For that reason, calling these payments “tips” isn’t quite right. You’re not offering gratuity; you’re paying up front for a sliver of attention or a slice of control. You don’t tip a livestreamer because you enjoyed watching them pop a giant water balloon; you give them one digital rose with the explicit purpose of adding more water to an unpopped water balloon—over and over, until the water balloon swells into a nearby needle and explodes. The audience is part of the performance.

That we want so badly to participate in the show may seem new, but it’s really not. In the aughts, reality shows such as American Idol pitched a “democratization ethos” wherein big media companies allowed “quote-unquote ‘ordinary’ audiences to participate in the spectacle,” Brooke Erin Duffy, a professor in the communications department at Cornell University, told me. The new-media companies of the internet era likewise offered us some agency, the opportunity to talk back. Livestreaming, on TikTok or off it, builds on this participatory tradition.

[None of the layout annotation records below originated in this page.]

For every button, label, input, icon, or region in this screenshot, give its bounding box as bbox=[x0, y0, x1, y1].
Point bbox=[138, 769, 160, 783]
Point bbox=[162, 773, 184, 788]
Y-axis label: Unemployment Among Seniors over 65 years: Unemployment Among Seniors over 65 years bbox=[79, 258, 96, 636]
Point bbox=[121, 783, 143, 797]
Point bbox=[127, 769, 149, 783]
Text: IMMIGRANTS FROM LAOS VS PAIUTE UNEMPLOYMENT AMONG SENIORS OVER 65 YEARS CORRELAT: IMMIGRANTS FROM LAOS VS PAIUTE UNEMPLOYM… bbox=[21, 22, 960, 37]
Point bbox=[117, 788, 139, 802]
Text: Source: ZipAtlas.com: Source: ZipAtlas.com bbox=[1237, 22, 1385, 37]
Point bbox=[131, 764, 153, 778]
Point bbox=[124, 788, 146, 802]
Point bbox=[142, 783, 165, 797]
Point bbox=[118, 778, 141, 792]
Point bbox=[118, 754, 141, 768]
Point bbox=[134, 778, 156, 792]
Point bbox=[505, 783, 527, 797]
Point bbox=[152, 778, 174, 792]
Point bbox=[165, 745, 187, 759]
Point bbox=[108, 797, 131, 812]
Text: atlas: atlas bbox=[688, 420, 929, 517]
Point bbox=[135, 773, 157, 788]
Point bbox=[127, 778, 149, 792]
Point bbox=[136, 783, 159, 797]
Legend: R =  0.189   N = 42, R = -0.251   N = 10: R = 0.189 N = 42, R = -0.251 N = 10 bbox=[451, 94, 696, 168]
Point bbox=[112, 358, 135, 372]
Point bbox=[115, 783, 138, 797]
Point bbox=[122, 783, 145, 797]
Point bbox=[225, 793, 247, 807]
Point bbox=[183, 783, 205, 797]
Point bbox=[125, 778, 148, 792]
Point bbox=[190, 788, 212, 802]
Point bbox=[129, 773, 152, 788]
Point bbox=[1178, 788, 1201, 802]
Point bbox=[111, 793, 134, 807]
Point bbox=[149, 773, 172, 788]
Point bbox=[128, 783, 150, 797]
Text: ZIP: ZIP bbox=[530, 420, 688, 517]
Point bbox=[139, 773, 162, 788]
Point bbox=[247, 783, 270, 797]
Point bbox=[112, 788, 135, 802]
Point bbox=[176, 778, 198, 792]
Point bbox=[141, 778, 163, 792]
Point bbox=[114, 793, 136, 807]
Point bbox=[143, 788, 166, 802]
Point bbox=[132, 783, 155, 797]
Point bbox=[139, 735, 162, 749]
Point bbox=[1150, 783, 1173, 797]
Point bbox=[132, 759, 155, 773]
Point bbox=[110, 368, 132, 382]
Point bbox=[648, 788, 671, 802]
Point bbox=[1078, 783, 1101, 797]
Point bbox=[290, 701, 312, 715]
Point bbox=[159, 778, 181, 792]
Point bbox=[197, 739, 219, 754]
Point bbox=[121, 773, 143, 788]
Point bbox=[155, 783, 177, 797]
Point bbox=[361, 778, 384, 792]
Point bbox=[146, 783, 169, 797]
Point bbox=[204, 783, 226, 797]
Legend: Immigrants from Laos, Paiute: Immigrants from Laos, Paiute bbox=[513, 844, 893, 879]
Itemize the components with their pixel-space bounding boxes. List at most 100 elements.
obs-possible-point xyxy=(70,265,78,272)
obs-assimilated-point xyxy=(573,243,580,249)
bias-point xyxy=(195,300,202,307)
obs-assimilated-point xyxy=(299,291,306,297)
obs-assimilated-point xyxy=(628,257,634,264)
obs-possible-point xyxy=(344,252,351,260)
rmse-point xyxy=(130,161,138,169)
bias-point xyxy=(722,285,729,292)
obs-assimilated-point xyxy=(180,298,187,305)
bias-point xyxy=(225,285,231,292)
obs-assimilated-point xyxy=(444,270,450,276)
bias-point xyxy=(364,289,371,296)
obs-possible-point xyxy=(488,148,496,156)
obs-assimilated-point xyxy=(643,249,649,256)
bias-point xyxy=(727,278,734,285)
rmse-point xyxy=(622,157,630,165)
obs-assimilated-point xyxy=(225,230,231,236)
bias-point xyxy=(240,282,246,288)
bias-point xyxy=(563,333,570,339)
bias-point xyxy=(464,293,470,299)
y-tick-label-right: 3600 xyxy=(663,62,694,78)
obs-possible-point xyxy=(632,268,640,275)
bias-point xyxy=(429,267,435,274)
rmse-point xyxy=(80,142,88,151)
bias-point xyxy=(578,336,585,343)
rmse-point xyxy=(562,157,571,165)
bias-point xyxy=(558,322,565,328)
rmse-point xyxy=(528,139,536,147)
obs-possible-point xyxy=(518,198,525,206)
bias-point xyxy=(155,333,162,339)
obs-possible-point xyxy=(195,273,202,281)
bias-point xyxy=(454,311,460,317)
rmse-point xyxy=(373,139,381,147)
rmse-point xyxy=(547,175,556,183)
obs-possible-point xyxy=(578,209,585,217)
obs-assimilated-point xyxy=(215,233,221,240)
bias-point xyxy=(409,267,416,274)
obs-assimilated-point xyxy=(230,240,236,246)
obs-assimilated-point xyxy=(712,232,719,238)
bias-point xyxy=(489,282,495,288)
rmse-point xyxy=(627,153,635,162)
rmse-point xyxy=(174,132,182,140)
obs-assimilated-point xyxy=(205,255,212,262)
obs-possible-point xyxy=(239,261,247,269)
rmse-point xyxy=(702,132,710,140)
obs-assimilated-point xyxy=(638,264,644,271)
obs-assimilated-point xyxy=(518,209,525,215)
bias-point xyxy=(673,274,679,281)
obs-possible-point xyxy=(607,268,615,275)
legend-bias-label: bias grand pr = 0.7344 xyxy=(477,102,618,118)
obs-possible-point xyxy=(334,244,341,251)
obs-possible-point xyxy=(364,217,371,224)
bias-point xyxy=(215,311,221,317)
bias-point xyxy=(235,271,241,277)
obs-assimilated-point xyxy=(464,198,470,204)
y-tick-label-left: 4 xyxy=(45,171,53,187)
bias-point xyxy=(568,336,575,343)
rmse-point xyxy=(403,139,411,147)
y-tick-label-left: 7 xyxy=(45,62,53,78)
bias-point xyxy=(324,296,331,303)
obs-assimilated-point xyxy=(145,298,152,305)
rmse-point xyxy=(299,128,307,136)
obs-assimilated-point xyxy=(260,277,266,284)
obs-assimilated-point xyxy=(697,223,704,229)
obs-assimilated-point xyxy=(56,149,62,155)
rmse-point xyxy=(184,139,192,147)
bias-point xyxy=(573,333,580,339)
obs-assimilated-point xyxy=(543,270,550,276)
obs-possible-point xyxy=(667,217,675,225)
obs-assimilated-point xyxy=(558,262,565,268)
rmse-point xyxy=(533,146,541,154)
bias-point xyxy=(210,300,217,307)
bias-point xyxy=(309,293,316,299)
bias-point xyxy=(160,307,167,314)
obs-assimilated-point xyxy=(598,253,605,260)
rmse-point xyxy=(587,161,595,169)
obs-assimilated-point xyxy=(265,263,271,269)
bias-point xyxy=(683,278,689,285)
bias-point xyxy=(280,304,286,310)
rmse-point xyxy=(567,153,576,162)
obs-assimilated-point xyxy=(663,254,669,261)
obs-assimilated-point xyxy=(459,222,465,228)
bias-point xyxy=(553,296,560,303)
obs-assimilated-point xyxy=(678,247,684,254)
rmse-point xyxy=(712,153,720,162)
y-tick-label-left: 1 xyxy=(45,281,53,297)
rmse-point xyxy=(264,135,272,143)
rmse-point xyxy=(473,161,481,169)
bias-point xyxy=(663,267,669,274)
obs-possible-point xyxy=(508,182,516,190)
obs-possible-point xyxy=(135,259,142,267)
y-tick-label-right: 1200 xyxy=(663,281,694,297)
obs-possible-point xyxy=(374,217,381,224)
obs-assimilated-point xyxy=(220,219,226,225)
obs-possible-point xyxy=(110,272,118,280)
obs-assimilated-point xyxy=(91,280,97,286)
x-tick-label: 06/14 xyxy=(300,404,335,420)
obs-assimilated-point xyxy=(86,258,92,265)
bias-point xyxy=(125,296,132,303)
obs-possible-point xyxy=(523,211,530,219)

As viewers, “we don’t want to be at the sidelines,” Duffy explained. “We want to participate in the game.”

My colleague Megan Garber recently argued that we live in an age of “immersive amusement,” in which we expect everything to be entertaining. Nowhere does that seem more readily apparent than on TikTok Live, where creators are at work nonstop, trying to hold audiences’ attention for as long as possible. On the one hand, Live seems to give creators a new way to monetize their work; on the other, it’s hard not to feel a little squeamish when you see people working so hard for cents on the dollar. But then, maybe we’re all too busy paying someone to burn our name into a Popsicle stick to notice.